J’estime que les souffrances du temps présent ne sauraient être comparées à la gloire à venir qui sera révélée pour nous.
19 Aussi la création attend-elle avec un ardent désir la révélation des fils de Dieu.
20 Car la création a été soumise à la vanité-non de son gré, mais à cause de celui qui l’y a soumise-
21 avec l’espérance qu’elle aussi sera affranchie de la servitude de la corruption, pour avoir part à la liberté de la gloire des enfants de Dieu.

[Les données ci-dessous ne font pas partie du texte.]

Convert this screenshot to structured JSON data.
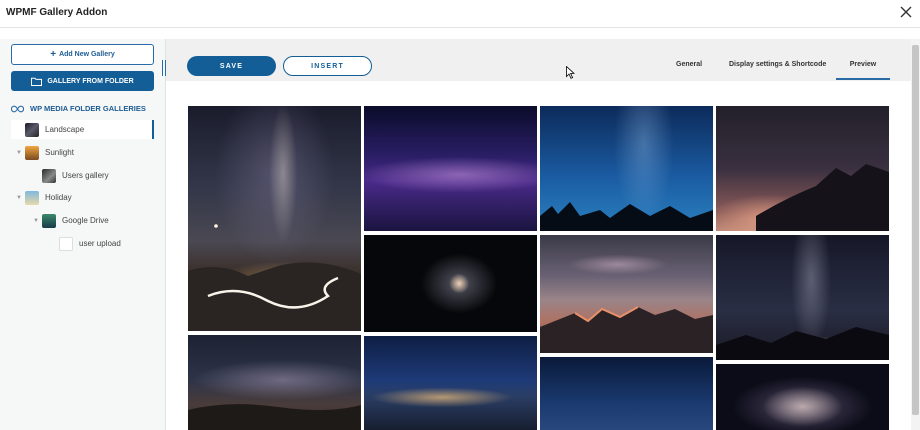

22 Or, nous savons que, jusqu’à ce jour, la création tout entière soupire et souffre les douleurs de l’enfantement.
23 Et ce n’est pas elle seulement mais nous aussi, qui avons les prémices de l’Esprit nous soupirons en nous-mêmes, en attendant l’adoption, la rédemption de notre corps.
24 Car c’est en espérance que nous sommes sauvés.
Or, l’espérance qu’on voit n’est plus espérance: ce qu’on voit, peut-on l’espérer encore?
25 Mais si nous espérons ce que nous ne voyons pas, nous l’attendons avec persévérance.
26 De même aussi l’Esprit nous aide dans notre faiblesse, car nous ne savons pas ce qu’il convient de demander dans nos prières.
Mais l’Esprit lui-même intercède par des soupirs inexprimables;
27 et celui qui sonde les coeurs connaît la pensée de l’Esprit, parce que c’est selon Dieu qu’il intercède en faveur des saints.